Сперва я поговорил с Сабуром. В свою защиту скажу следующее: если бы я думал, что Сабур примет у меня деньги, я с радостью отдал бы их вместо своего предложения. Я знал, деньги ему нужны — он рассказывал мне, с каким трудом находит работу. Я бы попросил у господина Вахдати свою зарплату авансом, чтобы Сабур смог обеспечить семью на зиму. Но Сабур, как и многие мои соотечественники, страдал гордыней — недугом презренным и непобедимым. Он ни за что не принял бы у меня деньги. Женившись на Парване, он положил конец даже тем небольшим вспоможеньям, которые я ей предоставлял. Он — мужчина и сам обеспечит свою семью. От этого и помер, не дожив до сорока, — свалился на поле сахарной свеклы, собирал ее где-то под Багланом. Говорят, помер с резаком в покрытых волдырями, кровоточивших руках.
Сам я отцом не был и не претендую на понимание, сколь мучительные размышления привели Сабура к решению. Не ведал я и о его переговорах с четой Вахдати. Раскрыв замысел Ниле, я лишь попросил ее, чтобы в обсуждениях с господином Вахдати она представила эту идею как свою, а не мою. Я знал, что господин Вахдати воспротивится. Я никогда не видел в нем и проблеска отцовского инстинкта. Я вообще полагал, что его решение жениться на Ниле укрепилось именно ее неспособностью рожать детей. Как бы то ни было, я держался подальше от напряженностей, что существовали меж ними. Ложась спать, вспоминал лишь внезапные слезы, просочившиеся у Нилы из глаз, когда я все ей рассказал, и как она взяла обе мои руки в свои и смотрела на меня с благодарностью и — не сомневался — с чем-то вроде любви. Я думал лишь о том, что предложил ей дар, какой мужчины с куда большими возможностями не смогли бы. Размышлял лишь о том, как полно отдался ей — и как счастливо.
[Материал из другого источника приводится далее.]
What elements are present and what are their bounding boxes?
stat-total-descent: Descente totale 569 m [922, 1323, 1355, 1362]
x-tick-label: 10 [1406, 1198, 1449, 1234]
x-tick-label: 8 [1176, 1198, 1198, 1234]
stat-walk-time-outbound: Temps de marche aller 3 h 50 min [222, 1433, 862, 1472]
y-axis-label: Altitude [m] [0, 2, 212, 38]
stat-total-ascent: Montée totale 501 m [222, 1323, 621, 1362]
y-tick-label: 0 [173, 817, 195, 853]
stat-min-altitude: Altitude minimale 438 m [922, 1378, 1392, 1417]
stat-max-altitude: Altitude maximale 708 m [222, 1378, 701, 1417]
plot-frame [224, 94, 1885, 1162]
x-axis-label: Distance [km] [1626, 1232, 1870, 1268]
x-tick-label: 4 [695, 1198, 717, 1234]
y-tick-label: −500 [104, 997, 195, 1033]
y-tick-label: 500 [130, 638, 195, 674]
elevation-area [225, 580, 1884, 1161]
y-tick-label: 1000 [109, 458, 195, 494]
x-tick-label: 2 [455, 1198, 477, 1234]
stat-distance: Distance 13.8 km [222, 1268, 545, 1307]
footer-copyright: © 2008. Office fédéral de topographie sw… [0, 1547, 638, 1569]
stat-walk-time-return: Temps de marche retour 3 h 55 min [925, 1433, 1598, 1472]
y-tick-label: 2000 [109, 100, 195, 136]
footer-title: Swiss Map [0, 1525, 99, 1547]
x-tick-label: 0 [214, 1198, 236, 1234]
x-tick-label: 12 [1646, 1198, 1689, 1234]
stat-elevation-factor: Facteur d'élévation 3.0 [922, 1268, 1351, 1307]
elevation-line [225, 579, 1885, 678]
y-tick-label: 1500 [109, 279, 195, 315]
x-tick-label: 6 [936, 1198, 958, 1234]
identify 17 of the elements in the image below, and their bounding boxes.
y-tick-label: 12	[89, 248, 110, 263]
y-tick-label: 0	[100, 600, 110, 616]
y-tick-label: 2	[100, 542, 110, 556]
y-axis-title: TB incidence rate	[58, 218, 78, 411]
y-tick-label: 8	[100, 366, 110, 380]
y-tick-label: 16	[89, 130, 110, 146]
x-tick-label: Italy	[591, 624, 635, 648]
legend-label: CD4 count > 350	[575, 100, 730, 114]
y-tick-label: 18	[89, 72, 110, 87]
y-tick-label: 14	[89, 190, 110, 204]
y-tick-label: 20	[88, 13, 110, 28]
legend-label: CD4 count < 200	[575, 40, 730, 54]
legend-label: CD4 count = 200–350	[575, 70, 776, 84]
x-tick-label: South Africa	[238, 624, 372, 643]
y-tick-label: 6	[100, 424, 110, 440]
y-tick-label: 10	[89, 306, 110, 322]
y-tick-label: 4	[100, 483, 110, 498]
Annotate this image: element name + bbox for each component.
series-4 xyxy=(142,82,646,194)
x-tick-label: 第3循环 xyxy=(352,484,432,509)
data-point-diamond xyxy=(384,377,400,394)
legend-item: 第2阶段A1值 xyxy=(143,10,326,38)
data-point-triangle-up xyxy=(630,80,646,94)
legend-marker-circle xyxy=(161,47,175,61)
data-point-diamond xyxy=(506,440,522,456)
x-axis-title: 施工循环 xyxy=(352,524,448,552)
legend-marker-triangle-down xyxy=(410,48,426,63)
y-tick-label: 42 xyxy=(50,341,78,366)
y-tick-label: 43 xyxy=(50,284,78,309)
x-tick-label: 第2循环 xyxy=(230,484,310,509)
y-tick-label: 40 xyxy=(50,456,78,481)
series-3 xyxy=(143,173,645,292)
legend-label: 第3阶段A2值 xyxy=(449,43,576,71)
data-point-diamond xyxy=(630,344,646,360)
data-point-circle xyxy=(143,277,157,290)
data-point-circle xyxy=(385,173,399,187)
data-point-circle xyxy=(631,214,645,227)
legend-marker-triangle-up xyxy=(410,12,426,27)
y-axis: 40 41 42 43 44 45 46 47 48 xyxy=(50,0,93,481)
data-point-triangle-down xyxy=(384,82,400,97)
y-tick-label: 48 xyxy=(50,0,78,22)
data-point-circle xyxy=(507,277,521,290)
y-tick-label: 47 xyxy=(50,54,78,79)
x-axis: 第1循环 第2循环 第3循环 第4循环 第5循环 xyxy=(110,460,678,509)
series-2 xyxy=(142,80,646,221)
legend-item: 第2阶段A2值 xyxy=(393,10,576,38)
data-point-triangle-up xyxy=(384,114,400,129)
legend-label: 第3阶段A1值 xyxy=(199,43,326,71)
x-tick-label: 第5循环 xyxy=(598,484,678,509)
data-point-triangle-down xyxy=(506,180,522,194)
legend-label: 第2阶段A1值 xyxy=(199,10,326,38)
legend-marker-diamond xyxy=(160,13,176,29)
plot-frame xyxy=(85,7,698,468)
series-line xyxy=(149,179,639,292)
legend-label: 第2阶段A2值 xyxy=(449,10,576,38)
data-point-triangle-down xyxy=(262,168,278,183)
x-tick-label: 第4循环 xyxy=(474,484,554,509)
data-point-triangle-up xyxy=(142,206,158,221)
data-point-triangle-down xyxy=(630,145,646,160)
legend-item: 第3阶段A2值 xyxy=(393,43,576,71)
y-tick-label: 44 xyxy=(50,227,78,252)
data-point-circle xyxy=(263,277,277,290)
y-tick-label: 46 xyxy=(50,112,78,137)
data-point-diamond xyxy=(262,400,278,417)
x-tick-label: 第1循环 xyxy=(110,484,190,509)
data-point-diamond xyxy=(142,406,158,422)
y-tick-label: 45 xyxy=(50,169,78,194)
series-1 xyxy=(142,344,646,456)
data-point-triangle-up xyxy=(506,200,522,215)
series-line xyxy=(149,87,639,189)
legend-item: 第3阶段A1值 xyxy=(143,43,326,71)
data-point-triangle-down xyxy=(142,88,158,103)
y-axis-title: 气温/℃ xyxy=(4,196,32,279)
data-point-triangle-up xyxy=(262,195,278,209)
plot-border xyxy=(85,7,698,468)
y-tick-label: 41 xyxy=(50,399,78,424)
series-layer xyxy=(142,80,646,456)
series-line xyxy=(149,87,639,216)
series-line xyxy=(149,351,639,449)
А еще воображал, надеялся — глупо, разумеется, — что, может, она сумеет увидеть во мне большее, нежели просто верного слугу.
Когда господин Вахдати наконец поддался, — что не удивило меня, поскольку Нила была женщиной колоссального упорства, — я уведомил Сабура и предложил привезти его и Пари в Кабул. Никогда я не смогу постичь, почему он решил идти с дочерью из Шадбага пешком. Или почему разрешил Абдулле пойти с ними. Может, Сабур желал побыть с дочерью еще хоть немного. А может — наказать себя тяготами пути. Или же, может, то была гордыня Сабура: не поедет он в машине человека, собравшегося купить у него дочь. Но в конце концов все трое, пропыленные, ждали меня у мечети, где мы условились. Пока вез их к дому Вахдати, старался выказывать приветливость — ради детей, не ведавших о своей судьбе и об ужасной сцене, что ожидала своего часа.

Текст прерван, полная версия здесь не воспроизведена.